What happens if the Treasury runs out of money?
If the U.S. Treasury has exhausted all of the options it has used in the past to pay its obligations and Congress doesn't raise or suspend the debt ceiling, millions of Americans will feel the impact. For one, the government might be forced to shut down and furlough government employees who would suffer financially.
If the debt ceiling remains firm, the nation will automatically go into debt default. A short-term spending bill that would have included a debt limit suspension until December 2022 was blocked by Republicans in the Senate on Sept. 27.
The debt limit, which works like a credit card borrowing limit, means that the country needs to either raise its maximum card balance or go into default and stop paying on its obligations. In broad terms, Americans who are expecting scheduled payments from the government could see major delays in payment.
The U.S. economy will see major repercussions if the Treasury runs out of money and the government doesn't raise the debt ceiling.

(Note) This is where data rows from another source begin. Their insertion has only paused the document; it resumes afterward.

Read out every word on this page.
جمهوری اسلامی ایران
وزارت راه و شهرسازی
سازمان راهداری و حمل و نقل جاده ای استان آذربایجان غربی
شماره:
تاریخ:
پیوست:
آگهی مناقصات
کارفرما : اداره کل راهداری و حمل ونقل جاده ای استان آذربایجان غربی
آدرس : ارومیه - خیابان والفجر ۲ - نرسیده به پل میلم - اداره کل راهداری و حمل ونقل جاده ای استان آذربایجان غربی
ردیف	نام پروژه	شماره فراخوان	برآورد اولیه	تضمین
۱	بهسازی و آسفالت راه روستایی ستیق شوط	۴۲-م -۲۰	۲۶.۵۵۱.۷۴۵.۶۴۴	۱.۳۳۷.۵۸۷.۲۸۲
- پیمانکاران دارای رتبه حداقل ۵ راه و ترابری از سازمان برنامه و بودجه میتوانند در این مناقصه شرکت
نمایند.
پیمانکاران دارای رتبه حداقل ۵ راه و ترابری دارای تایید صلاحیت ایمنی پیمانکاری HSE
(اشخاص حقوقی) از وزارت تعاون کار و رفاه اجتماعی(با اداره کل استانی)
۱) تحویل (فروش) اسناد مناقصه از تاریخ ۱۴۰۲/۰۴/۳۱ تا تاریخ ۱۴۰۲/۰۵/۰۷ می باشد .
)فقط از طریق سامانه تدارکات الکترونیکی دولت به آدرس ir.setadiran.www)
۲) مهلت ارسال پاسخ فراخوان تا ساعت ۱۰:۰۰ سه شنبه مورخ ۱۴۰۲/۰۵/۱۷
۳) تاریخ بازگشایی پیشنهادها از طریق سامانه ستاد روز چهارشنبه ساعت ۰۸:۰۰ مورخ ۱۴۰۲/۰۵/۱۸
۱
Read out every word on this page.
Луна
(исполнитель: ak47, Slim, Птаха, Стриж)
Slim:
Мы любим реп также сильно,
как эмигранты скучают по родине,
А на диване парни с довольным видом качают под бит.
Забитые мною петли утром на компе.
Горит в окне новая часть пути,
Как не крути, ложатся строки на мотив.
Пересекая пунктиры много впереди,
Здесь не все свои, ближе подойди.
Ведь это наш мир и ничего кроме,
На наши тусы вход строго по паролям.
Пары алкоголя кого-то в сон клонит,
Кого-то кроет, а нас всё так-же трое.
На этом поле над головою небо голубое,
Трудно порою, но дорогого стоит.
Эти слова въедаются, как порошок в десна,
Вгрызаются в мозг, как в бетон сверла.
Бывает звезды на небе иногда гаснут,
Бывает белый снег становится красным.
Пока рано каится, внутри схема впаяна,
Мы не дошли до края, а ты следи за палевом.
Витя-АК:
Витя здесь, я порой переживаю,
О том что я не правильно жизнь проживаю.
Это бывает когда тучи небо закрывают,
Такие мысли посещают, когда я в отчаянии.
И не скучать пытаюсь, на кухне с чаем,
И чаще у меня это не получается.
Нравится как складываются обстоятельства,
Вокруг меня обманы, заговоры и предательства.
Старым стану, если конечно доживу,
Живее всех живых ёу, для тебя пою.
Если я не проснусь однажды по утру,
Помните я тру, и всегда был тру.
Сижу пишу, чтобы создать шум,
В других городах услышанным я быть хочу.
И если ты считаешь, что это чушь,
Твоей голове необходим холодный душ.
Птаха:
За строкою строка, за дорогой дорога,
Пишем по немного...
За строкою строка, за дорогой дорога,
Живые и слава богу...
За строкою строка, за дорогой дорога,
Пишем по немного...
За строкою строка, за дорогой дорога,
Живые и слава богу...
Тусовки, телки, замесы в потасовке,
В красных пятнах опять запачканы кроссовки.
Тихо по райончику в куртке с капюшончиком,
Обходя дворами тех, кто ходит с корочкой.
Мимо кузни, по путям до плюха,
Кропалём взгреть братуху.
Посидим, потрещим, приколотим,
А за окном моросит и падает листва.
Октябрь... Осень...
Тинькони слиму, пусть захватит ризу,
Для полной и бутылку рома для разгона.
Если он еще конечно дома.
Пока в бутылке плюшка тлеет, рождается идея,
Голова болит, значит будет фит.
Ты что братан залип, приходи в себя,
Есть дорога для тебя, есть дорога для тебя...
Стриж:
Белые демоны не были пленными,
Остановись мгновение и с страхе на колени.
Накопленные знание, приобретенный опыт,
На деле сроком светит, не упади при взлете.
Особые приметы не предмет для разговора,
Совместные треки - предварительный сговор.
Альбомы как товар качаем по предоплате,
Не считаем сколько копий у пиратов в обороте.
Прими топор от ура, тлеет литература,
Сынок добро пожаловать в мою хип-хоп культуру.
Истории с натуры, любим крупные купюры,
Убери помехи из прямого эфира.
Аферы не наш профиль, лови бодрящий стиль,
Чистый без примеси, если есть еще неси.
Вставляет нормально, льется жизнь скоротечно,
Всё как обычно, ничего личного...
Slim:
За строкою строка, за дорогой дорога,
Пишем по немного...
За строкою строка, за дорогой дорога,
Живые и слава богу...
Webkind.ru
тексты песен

Janet Yellen’s dire warnings about a U.S. default
Yellen has been urging leaders to raise the debt ceiling for the past several months. The last time the ceiling was raised was in 2019, and Yellen noted in an op-ed for The Wall Street Journal this month that Congress has raised it around 80 times since 1960 and has never defaulted before.
Yellen stated that the government’s cash flows vary greatly, with an average of $50 billion daily over the past year, but reaching as high as $300 million. This variability puts the U.S. at risk of accidental default because it could run out of money earlier than anticipated.
The following are some of the immediate consequences likely if the nation defaults on its debt:
Social Security payments could be halted temporarily
- American troops could go without pay
- Monthly advance child tax credit payments could be delayed
In addition to these direct results, other forces impacting the economy will be affected:
Threat of default could cause a downgrade in the nation’s credit rating
Default might cause a spike in interest rates and drop in the stock market
Consumers would pay higher prices to borrow for a home loan or car loan
It would be more expensive for the Treasury to borrow, increasing the federal debt more quickly, according to Forbes Advisor
Global markets would likely suffer as well
In her message, Yellen said, “We are just now emerging from crisis. We must not plunge ourselves back into an entirely avoidable one.”